Lurking (viewing without contributing) has been a controversial topic in social media. Early work denigrated lurking and lurkers with labels such as “loafers” and “freeloaders” (e.g., Curien et al., 2006). More recent accounts have focused on lurking as altruistic; as invisible or “non-public” participation; and as beneficial because lurkers make use of the information they have found, to share the information with colleagues or to improve their own practices (Antin & Cheshire, 2010; Nonnecke et al., 2006; Takahashi et al., 2003).
Nearly all treatments of lurkers attribute the behavior to a trait of the individual. The early work suggested that lurkers did not want to contribute. Later work, such as the “born-vs.-made” argument, showed that early behavior (lurking vs. contributing) predicted later behavior in a particular social setting (i.e., lurkers are “born, not made”, Panciera et al., 2010).
Others have considered lurking a stage of learning, or as changeable trait that can be developed into a more active pattern of participation (Preece & Shneiderman, 2009). Consistent with this view, we have proposed that “we are all lurkers,” at least some of the time, and in some settings, and that there are common factors in the behavior of visible contributors who also lurk, and of people who only lurk (Muller et al., 2010).
This note follows that line of thinking. Unlike nearly all of the previous papers, we had the opportunity to examine the lurking-vs.-contributing dimension among people who were members of multiple online communities — as many as 184 communities per person — in the IBM Connections Communities service. We could compare the behavior of each person across the communities in which s/he was a member.
Personal Trait Theory. The trait-based theories suggest that a lurking is invariant across environments. This theory leads to the hypothesis that a “lurker” should lurk in all of the communities in which s/he is a member, and a “contributor” should contribute in all of the communities in which s/he is a member. There should be few people who lurk in some communities and contribute in other communities. However, we found that 84% of the contributors (in at least one community) were also lurkers (in at least one other community). The theories of lurking as a trait are not supported.
Engagement Theory. A second trait-related theory suggests that both contributing and lurking as reflections of an underlying engagement with communities (implied by Nonnecke et al., 2006). In general, people who contributed to many communities tended to lurk in many communities, as well; and people who contributed in few communities tended to lurk in few communities, as well. Through a significant correlation of lurking and contributing, we found limited but significant support for that theory.
Social Learning Theory. Finally, social learning theory suggests that a person may join a community as a lurker, may learn about the community, and may then begin to make contributions (Preece & Shneiderman, 2009). We examined this theory by dividing each users’ timespan in the community into ten equal periods (deciles), beginning with the date of joining, and ending just before the most recent contribution. We then summed each person’s pattern of contribution across these deciles, to calculate an overall pattern of when that user tended to contribute. Social learning theory suggests that the largest contributions should come toward the end of this timespan — i.e., in decile 9 or decile 10. For the vast majority of users, we found the opposite pattern, with the maximum contributions occurring in the first decile. Our decile analysis provided very little support for social learning theory.

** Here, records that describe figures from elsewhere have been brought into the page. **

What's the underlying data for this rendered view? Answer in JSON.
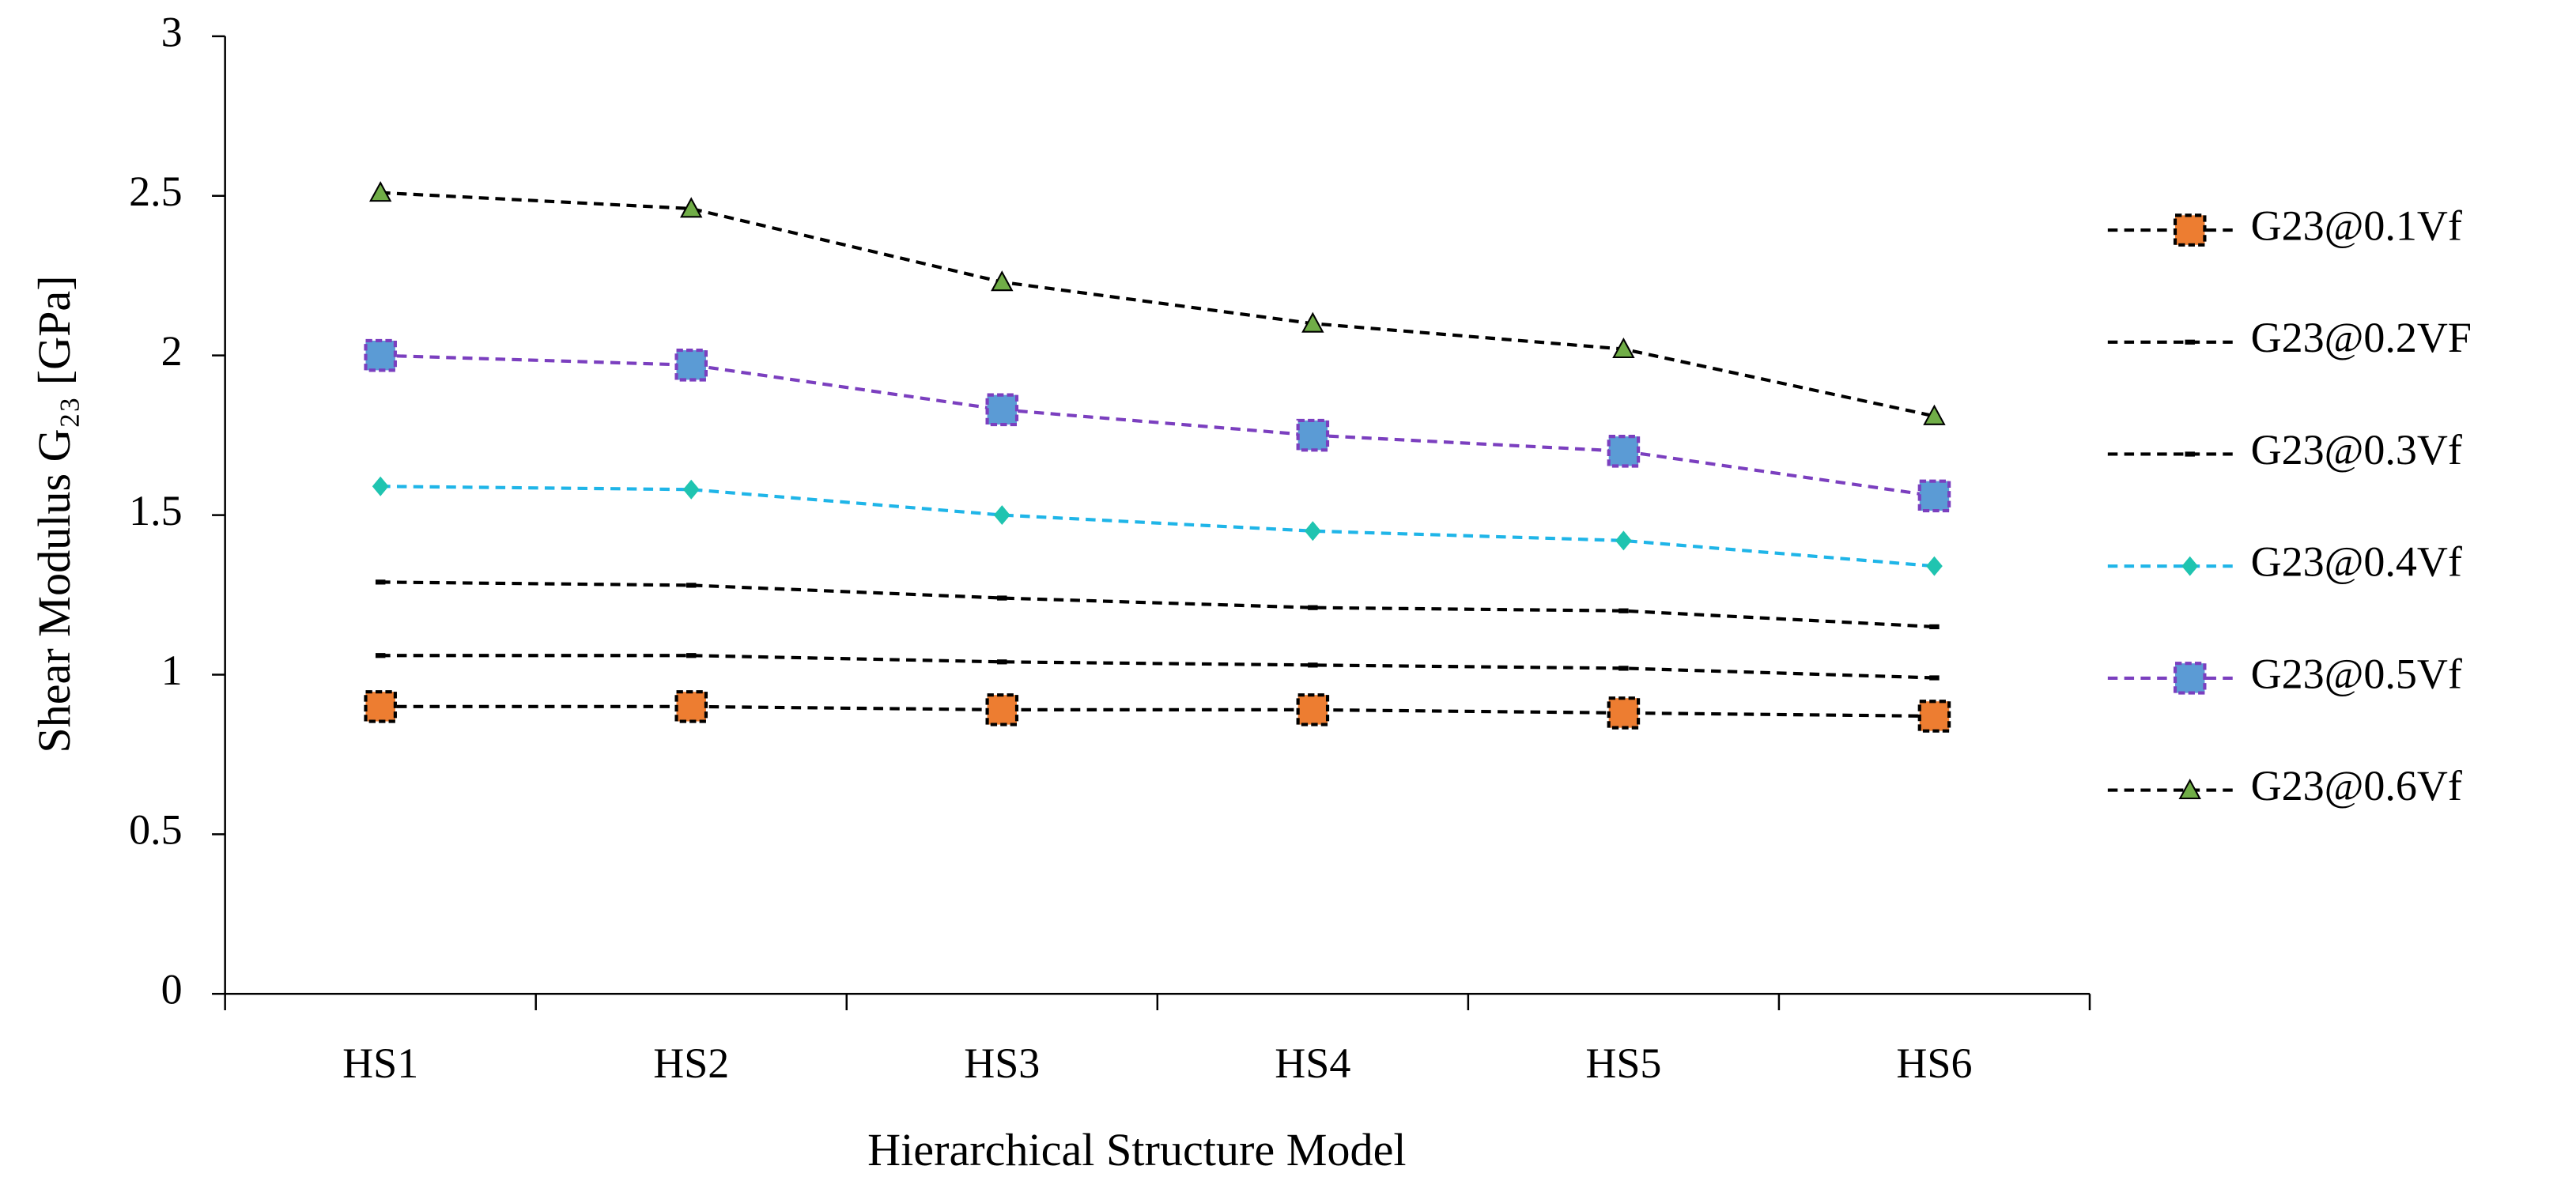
{
  "chart_data": {
    "type": "line",
    "xlabel": "Hierarchical Structure Model",
    "ylabel": "Shear Modulus G₂₃ [GPa]",
    "categories": [
      "HS1",
      "HS2",
      "HS3",
      "HS4",
      "HS5",
      "HS6"
    ],
    "ylim": [
      0,
      3
    ],
    "yticks": [
      0,
      0.5,
      1,
      1.5,
      2,
      2.5,
      3
    ],
    "grid": false,
    "legend": "right",
    "series": [
      {
        "name": "G23@0.1Vf",
        "color": "#000000",
        "marker": "square",
        "marker_color": "#ed7d31",
        "values": [
          0.9,
          0.9,
          0.89,
          0.89,
          0.88,
          0.87
        ]
      },
      {
        "name": "G23@0.2VF",
        "color": "#000000",
        "marker": "dash",
        "marker_color": "#000000",
        "values": [
          1.06,
          1.06,
          1.04,
          1.03,
          1.02,
          0.99
        ]
      },
      {
        "name": "G23@0.3Vf",
        "color": "#000000",
        "marker": "dash",
        "marker_color": "#000000",
        "values": [
          1.29,
          1.28,
          1.24,
          1.21,
          1.2,
          1.15
        ]
      },
      {
        "name": "G23@0.4Vf",
        "color": "#1fb5e8",
        "marker": "diamond",
        "marker_color": "#1fc4b0",
        "values": [
          1.59,
          1.58,
          1.5,
          1.45,
          1.42,
          1.34
        ]
      },
      {
        "name": "G23@0.5Vf",
        "color": "#7b3fbf",
        "marker": "square",
        "marker_color": "#5b9bd5",
        "values": [
          2.0,
          1.97,
          1.83,
          1.75,
          1.7,
          1.56
        ]
      },
      {
        "name": "G23@0.6Vf",
        "color": "#000000",
        "marker": "triangle",
        "marker_color": "#70ad47",
        "values": [
          2.51,
          2.46,
          2.23,
          2.1,
          2.02,
          1.81
        ]
      }
    ]
  }
}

We propose a two-factor theory, engagement + disposition. In this theory, a user has an underlying engagement which is manifested (in different communities) in either of two forms of engagement: contributing or lurking. The form of participation (contributing or lurking) is determined by the user’s disposition toward each community. Future ethnographic research will be needed to understand the factors that contribute to that disposition.
Under this theory, it is important to catch a user early in her/his timespan with a community. Early interventions may increase the likelihood that the user will return to the community to lurk further or to contribute. Community facilitators may benefit from new tools that provide enhanced awareness of new members (lurking or contributing), and that make rapid recommendations of actions to increase their engagement.
Summary and Contributions. We tested hypotheses based on three theories of contributing and lurking. We found little support for lurking as a personal trait, and little support for social learning. We proposed a new theory that combines the user’s engagement and disposition toward a particular community. We developed a new decile analysis to help us understand the timecourse of a user’s engagement with a community. Finally, we proposed new dynamics of intervention, and possible future tools, to help community facilitators apply the lessons from these analyses.